«Новый человек и его воспитание» – толстенный труд, который на вынужденном досуге писал мой Дед Вася, учитель. Ему бы мемуары писать! Вспомнить бы о том, как перед Октябрьским переворотом приезжал к нему Прокопович. Даже я о том чуть было не вспомнил, когда мы в школе проходили Маяковского. «Где Прокопович? – Нет Прокоповича!» – стали мы вслух читать эти строки из поэмы «Хорошо!», и я едва не сболтнул: «Прокопович был у моего деда в Моссовете!». Но сдержался: стали бы спрашивать, почему был, а я и сам не знал, и взялись бы доискиваться, кто у меня дед.

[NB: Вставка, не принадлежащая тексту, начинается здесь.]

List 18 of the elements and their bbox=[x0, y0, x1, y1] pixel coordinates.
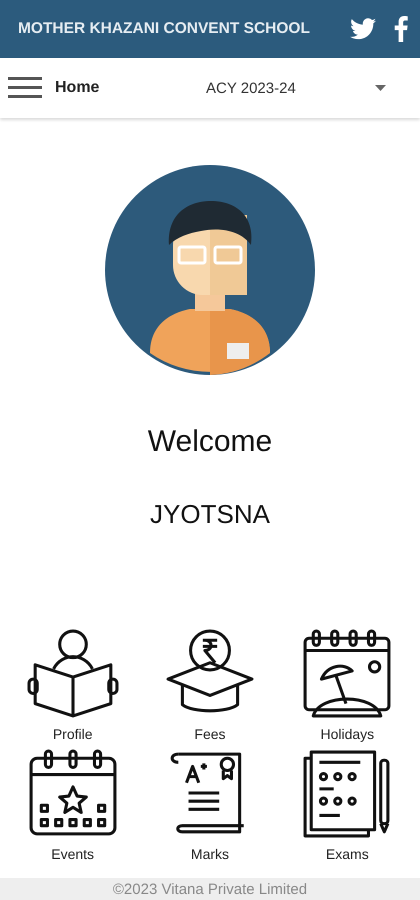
reader-icon bbox=[26, 628, 119, 720]
menu-tile[interactable]: Exams bbox=[278, 748, 416, 862]
menu-tile[interactable]: Fees bbox=[141, 628, 279, 742]
menu-tile[interactable]: Holidays bbox=[278, 628, 416, 742]
page-title: Home bbox=[55, 79, 100, 97]
menu-tile[interactable]: Marks bbox=[141, 748, 279, 862]
welcome-text: Welcome bbox=[146, 425, 274, 459]
facebook-icon[interactable] bbox=[394, 16, 408, 42]
menu-tile[interactable]: Profile bbox=[4, 628, 142, 742]
school-title: MOTHER KHAZANI CONVENT SCHOOL bbox=[18, 20, 311, 38]
twitter-icon[interactable] bbox=[350, 18, 376, 40]
user-name: JYOTSNA bbox=[149, 499, 271, 530]
caret-icon bbox=[375, 85, 386, 91]
beach-calendar-icon bbox=[301, 628, 394, 720]
copyright-text: ©2023 Vitana Private Limited bbox=[112, 880, 308, 898]
year-dropdown[interactable]: ACY 2023-24 bbox=[206, 80, 412, 96]
menu-icon[interactable] bbox=[8, 77, 42, 99]
menu-tile[interactable]: Events bbox=[4, 748, 142, 862]
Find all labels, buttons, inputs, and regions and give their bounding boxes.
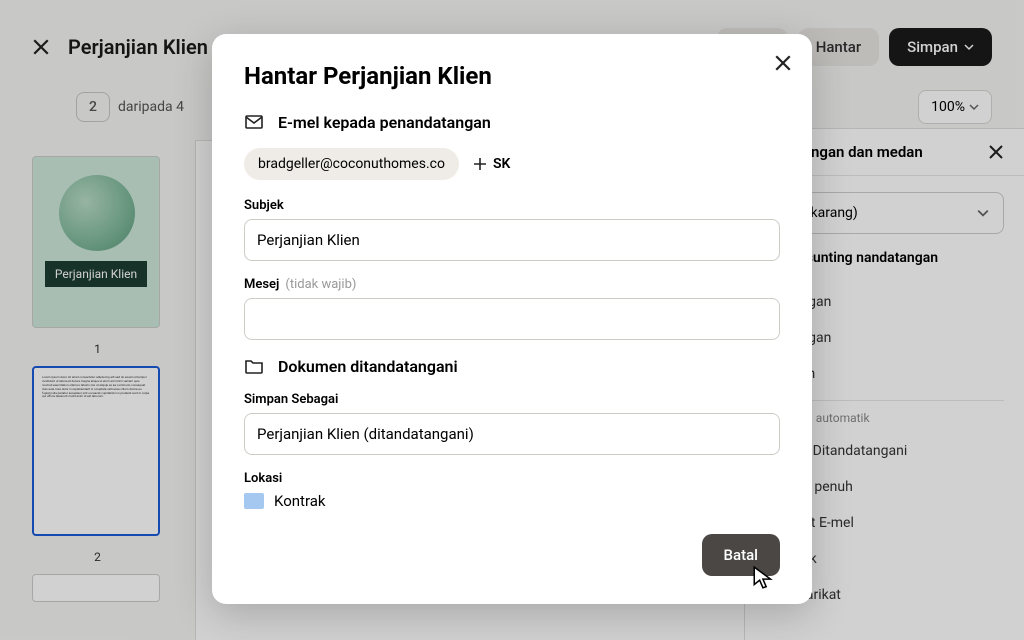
signed-section-label: Dokumen ditandatangani <box>278 357 458 376</box>
optional-hint: (tidak wajib) <box>285 277 356 292</box>
recipient-row: bradgeller@coconuthomes.co SK <box>244 148 780 180</box>
saveas-label: Simpan Sebagai <box>244 392 780 407</box>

Было деду что вспомнить, однако несвоевременно. Считая безумием, опасным безумием доверять бумаге пережитое, вместо воспоминаний писал замоскворецкий дед о воспитании. Направление и название труда ему подсказало Ново-Заветное обещание и новой земли, и нового неба, и новых людей. Атеистически толковалось как предсказание революции, но тут же заключался корень и Дедовой неудачи. Педагогическим опусом недобитый эсер хотел доказать, что недаром проедает хлеб под властью большевиков, хотя всё никак не может им простить узурпацию эсеровской программы по крестьянскому вопросу. Понёс он рукопись за угол, в Академию Педнаук, недалеко от дома на Якиманке, где мой дедушка жил, и совсем рядом с психиатрической лечебницей, куда в свое время поместили Сергея Есенина. Мне в детские годы казалось, что близость научного учреждения и побудила деда обратиться в Педакадемию, не надо было особенно «высовываться». Однако внутренние рецензенты, видимо, учитывая его непростительный выбор не той партии, возразили: «Какой еще новый человек?».
Я не вслушивался, но слышал, как дед с отцом, обсуждая отрицательный отзыв, спорили до крика, имел ли дед основания и право писать о новом человеке. Кричали они так долго и так громко, что «новый человек» застрял в моем пробуждающемся сознании словно что-то опасно-недопустимое. Задним числом полагаю, что «новый человек» как идея евангельская показался Педагогической Академии неуместным в труде о воспитании атеистическом, хотя сам Энгельс истоки коммунистического общежития усматривал в христианстве. О том мы знали, но что позволено Энгельсу, то не прощается всем и каждому. Зато в «оттепель» о «новом человеке» стали говорить вовсе-услышанье, и рецензенты из Академии Педнаук, «зарезавшие» рукопись, сами, уже после смерти деда, выпустили толстый том под ими же отвергнутым названием «Воспитание нового человека». Что сказал бы мой дедушка, доживи он до выхода такой книги! Разве не поучительная история? Но советолог предпочёл обратиться к таксисту.
«История русского народа верно отражена в его литературе».
«Это разведшик, идеологичешкий разведшик», – определил Щербина, пришептывая и назначая меня в помощники Симмонсу. Директоры приходили и уходили, а Родионыч, донской казак и балтийский моряк, ставший доктором филологических наук, исполняя иногда по нескольку лет директорские обязанности, оставался заместителем. Директорский пост мог занимать академик, в крайнем случае – член-корреспондент, а Щербину всё не избирали в Академию Наук. «Сил больше нет даже обсуждать таких кандидатов», – услышал я от Н. И. Конрада, возглавлявшего оппозицию Родионычу. С высшим образованием без низшего, какой он, в самом-то деле, академик? Однако Николай Иосифович тогда же в «Литературных памятниках», которыми руководил, вел, себя не щадя, борьбу за Эрнста Неизвестного и его иллюстрации к «Преступлению и наказанию». «Положите мне в гроб, – говорил, – если иллюстрации Неизвестного не опубликуют». Но если Неизвестный – художник, чем Щербина не академик или хотя бы член-корр?